DAVA : Menfi Tespit (Kıymetli Evraktan Kaynaklanan)
DAVA TARİHİ : 26/12/2018
KARAR TARİHİ : 21/06/2021
Mahkememizde görülmekte olan Menfi Tespit (Kıymetli Evraktan Kaynaklanan) davasının yapılan açık yargılaması sonunda,
GEREĞİ DÜŞÜNÜLDÜ:
Davacı vekili vermiş olduğu dava dilekçesinde özetle; davacının davalıya 3 adet senet keşide ettiğini ve taraflar arasında gerçekleşen görüşmeler devam ederken müvekkili tarafından senet borcunun banka kanalı ile peyderpey ödendiğini, müvekilinin davalıya olan borcuna karşılık vermiş olduğu senetlerin, davalı tarafın güvence talebiyle ortaya çıktığını, davalı tarafa olan borcun kısım kısım ödeyeceğinin bildirildiğini, davalının da bu hususu kabul ettiğini, borcun müvekkili tarafından banka yolu ile defaten ödendiğini, borcunu ödedikten sonra defalarca kez senetlerin iadesini talep etmiş olmasına rağmen davalı tarafından senetlerin iade edilmediğini, senet borcu ödenmiş olmasına rağmen davalının, mükerrer tahsilat amacıyla İstanbul … Asliye Ticaret Mahkemesi’nden ihtiyati haciz kararı alarak İstanbul … İcra Müsdürlüğü’nün …E. Sayılı dosyasıyla müvekkili aleyhine icra takibi başlattığını, mükerrer tahsilat amacıyla kötü niyetli olarak bu takibin başlatıldığını, davalının elinde bulunan senetlere ilişkin ödeme protestosu çekilmediğini, senet bedellerinin ödendiğinin tespit edilmesi gerektiğini, haksız ve kötü niyetli başlatılan takip nedeniyle menfi tespit davası açılmasına neden olan takip alacaklısı zararının tazmin etmesi gerektiğini, müvekkilinin davalıya bir borcunun bulunmadığının tespitine, davalının başlatmış olduğu icra takibinde haksız ve kötü niyetli olması sebebiyle takip konusunun %20’sinden az olmamak şartıyla müvekkili lehine kötü niyet tazminatına ve yargılama giderlerinin ve vekalet ücretinin davalı taraf üzerinde bırakılmasına karar verilmesini talep ve dava etmiştir.
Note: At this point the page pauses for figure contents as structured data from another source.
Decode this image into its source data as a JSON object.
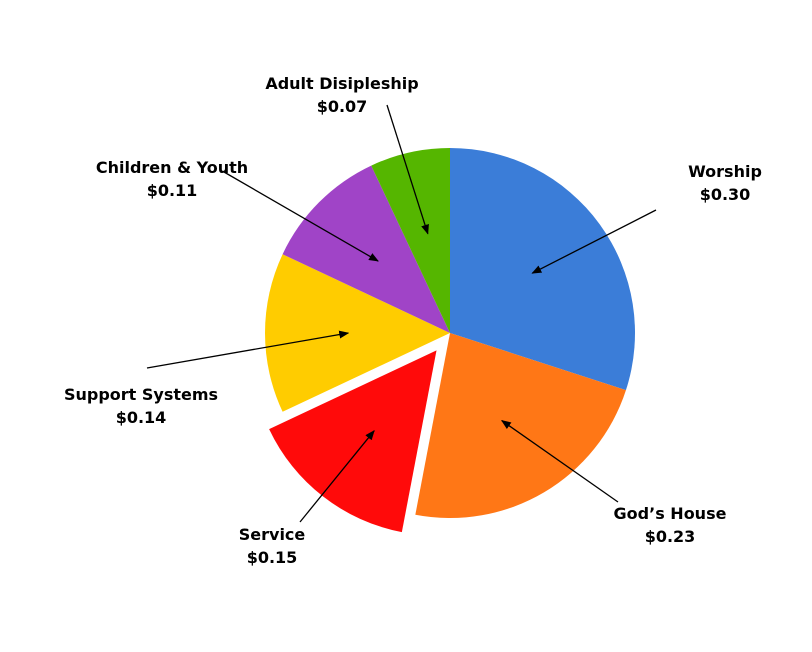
{
  "chart_data": {
    "type": "pie",
    "title": "",
    "start_angle_deg": 0,
    "direction": "clockwise",
    "exploded": [
      "Service"
    ],
    "slices": [
      {
        "label": "Worship",
        "value": 0.3,
        "value_label": "$0.30",
        "color": "#3B7DD8"
      },
      {
        "label": "God’s House",
        "value": 0.23,
        "value_label": "$0.23",
        "color": "#FF7716"
      },
      {
        "label": "Service",
        "value": 0.15,
        "value_label": "$0.15",
        "color": "#FF0A0A"
      },
      {
        "label": "Support Systems",
        "value": 0.14,
        "value_label": "$0.14",
        "color": "#FFCC00"
      },
      {
        "label": "Children & Youth",
        "value": 0.11,
        "value_label": "$0.11",
        "color": "#A044C7"
      },
      {
        "label": "Adult Disipleship",
        "value": 0.07,
        "value_label": "$0.07",
        "color": "#55B600"
      }
    ]
  }
}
Davalı tarafa usulune tebligat yapılmış olmasına ve dava dilekçesine cevap verme süresinin uzatılmasına rağmen davaya cevap verilmemiştir.
DELİLLER VE GEREKÇE:
Davadaki uyuşmazlığın; kıymetli evraktan kaynaklanan menfi tespit davası olduğu görülmüştür.
Dosya kapsamındaki dava dilekçesi ve ekleri, İstanbul …İcra Müdürlüğü’nün … Esas sayılı takip dosyası, İstanbul … Asliye Ticaret Mahkemesi’nin …D.İş sayılı dosyası, bilirkişi raporu ve dosyanın tümü hep birlikte incelenmiştir.
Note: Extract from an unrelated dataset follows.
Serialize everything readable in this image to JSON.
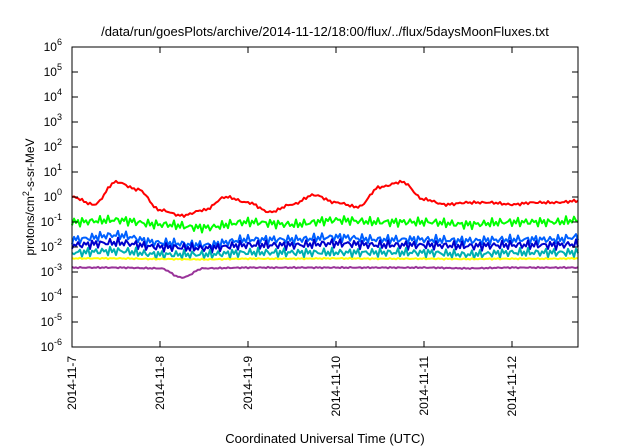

İstanbul … İcra Dairesi’nin…takip sayılı icra dosyasının incelenmesinde, davalı … tarafından davacı … aleyhine 104.163,62.-TL tutarındaki toplam alacak üzerinden icra takibi yapıldığı görülmüştür.
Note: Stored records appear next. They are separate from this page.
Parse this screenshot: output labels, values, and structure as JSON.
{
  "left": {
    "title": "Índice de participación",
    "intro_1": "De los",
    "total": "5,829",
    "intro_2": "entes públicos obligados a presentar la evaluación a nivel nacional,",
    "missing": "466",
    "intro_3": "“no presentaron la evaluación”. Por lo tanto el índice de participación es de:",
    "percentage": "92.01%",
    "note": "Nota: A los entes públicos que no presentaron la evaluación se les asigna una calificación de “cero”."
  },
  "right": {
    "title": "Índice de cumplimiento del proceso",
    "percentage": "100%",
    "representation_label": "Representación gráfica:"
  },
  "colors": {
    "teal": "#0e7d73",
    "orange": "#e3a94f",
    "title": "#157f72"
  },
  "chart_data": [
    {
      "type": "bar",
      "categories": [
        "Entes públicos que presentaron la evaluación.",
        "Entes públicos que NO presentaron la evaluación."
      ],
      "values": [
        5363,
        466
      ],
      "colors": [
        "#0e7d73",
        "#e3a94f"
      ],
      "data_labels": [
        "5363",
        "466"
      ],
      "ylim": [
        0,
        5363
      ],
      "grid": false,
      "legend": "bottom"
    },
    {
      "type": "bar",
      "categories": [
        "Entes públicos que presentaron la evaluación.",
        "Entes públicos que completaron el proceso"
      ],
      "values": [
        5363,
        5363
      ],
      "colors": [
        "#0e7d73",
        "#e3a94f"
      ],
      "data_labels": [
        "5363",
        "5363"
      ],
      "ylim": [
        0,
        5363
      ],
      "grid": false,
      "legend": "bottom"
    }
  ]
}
İstanbul … Asliye Ticaret Mahkemesi’nin … D. İş sayılı dosyasının UYAP üzerinden mahkememiz dosyası içerisine alındığı görülmüştür. Dosyamız ile ilgili olmadığı anlaşılmıştır.
… Bankası tarafından davacı …’ın … müşteri numarası ile banka nezdinde bulunan …Kartı Hesabının 26/09/2017- 23/12/2017 tarihleri arasındaki tüm hesap hareketlerinin gönderilmesi için yazılan yazıya cevap verildiği, bu tarihleri kapsar işlemlere ait dekontların ve 23/10/2017-23/11/2017 tarihleri arasını kapsar şekilde de ekstrenin gönderildiği ve 15/01/2021 tarihli cevabi yazı ile 26/09/2017-23/12/2017 tarihleri arası hesap bilgilerini gösterir listenin CD ortamında gönderildiği görülmüştür.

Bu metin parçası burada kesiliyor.